Over the years we have watched the department progress and develop; shape-shifting with the times to accommodate the niche market that CREES aspires to. We have seen many students take up senior/prestigious posts in industry, world banks, foreign affair establishments, charities, etc. Quite a few CREES students have finished their studies then reappeared again in a different capacity as members of staff. After nurturing them and getting them out of tight spots with their studies as students, or being a shoulder to cry on, they end up being our leaders who we are responsible to! This is always strange, but also gives us a glowing pride to know we have been part of their journey.

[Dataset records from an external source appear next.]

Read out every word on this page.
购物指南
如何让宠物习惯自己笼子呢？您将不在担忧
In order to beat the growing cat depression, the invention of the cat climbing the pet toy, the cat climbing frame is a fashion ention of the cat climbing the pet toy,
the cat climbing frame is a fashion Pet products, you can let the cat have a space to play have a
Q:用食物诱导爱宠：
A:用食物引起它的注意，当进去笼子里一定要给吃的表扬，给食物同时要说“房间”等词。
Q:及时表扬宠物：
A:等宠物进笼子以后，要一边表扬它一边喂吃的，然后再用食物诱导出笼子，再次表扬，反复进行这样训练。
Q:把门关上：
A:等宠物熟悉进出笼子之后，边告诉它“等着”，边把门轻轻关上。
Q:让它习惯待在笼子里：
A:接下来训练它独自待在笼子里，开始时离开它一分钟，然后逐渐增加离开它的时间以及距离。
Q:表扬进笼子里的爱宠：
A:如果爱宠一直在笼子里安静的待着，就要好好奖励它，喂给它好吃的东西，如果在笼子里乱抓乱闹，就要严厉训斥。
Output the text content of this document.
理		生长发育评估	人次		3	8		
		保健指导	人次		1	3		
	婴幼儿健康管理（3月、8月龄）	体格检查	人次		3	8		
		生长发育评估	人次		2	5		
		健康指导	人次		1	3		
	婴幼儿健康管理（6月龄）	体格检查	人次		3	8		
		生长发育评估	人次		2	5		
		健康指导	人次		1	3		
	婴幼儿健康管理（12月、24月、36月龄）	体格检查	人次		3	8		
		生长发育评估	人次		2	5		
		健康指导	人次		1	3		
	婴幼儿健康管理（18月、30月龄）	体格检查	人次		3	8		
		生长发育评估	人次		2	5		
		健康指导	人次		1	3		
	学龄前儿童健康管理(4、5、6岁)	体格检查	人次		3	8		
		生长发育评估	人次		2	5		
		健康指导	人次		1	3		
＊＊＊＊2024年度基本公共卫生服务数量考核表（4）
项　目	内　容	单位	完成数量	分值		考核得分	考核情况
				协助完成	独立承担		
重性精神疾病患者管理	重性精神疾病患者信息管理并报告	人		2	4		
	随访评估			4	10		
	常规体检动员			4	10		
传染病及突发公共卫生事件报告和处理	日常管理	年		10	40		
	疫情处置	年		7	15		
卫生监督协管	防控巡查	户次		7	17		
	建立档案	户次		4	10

We seem to have spent a fair amount of time moving and packing over the years we have been here, not only related to moving offices, but for some of those staff who have left us to take up posts elsewhere. This can be rather sad, but has also had its amusing moments too.
We have witnessed an Earthquake whilst in Ashley Building, when the earth literally did move – a bit worrying with the Baykov library collection directly above the General Office!Never to be forgotten is Derek Averre bursting into song – not always appropriately but always very tunefully. Thankfully we have also seen a lot of general technology advancement. In the early years administrators (formerly called secretaries) were responsible for one x four port connection telephone that had to be fed through to staff extensions when calls came in, each secretary being responsible for four extensions/staff each. Reprographics was a euphemism for a primitive photocopier, which was excruciatingly slow and continuously jammed, a Banda machine, which caused you to get covered in purple ink, or a Gestetner machine, for which you had to type up ‘skins’ and place them delicately on the drum of the machine without creasing them, whilst endeavouring not to get covered in black ink this time.
As technology improved we packed both the Banda and Gestetner machines off to Romania – well we had to retain the East European link. There was also a word processor to die for!! Well, it nearly killed us. This was a Rank Xerox affair that took up half of one side of the General Office. It was so loud when in operation that it had to be encased in a sound proof housing and then it still juddered and was far from quiet. When typing documents in different fonts, you had to change the Daisy Wheel to change the font – after you had printed off the document you wanted in the first font, you had then to re-feed the paper into the printer and reset it to print in the words required in another font to fill in the gaps you were missing from the document. You can imagine the fun we had when typing up the Russian/Polish exams! Much cussing occurred, and to add to our stresses, we had to book hours on the word processor, so everyone wanting to use it got a turn.
All in all, we have very fond memories, not least of the Annual Conferences in Windsor, the colourful Christmas socials with entertainment laid on by the undergraduates, the sharing of the successes of our fellow CREESniks, the interesting conversations to be had on a daily basis and even of our attempts to learn Russian.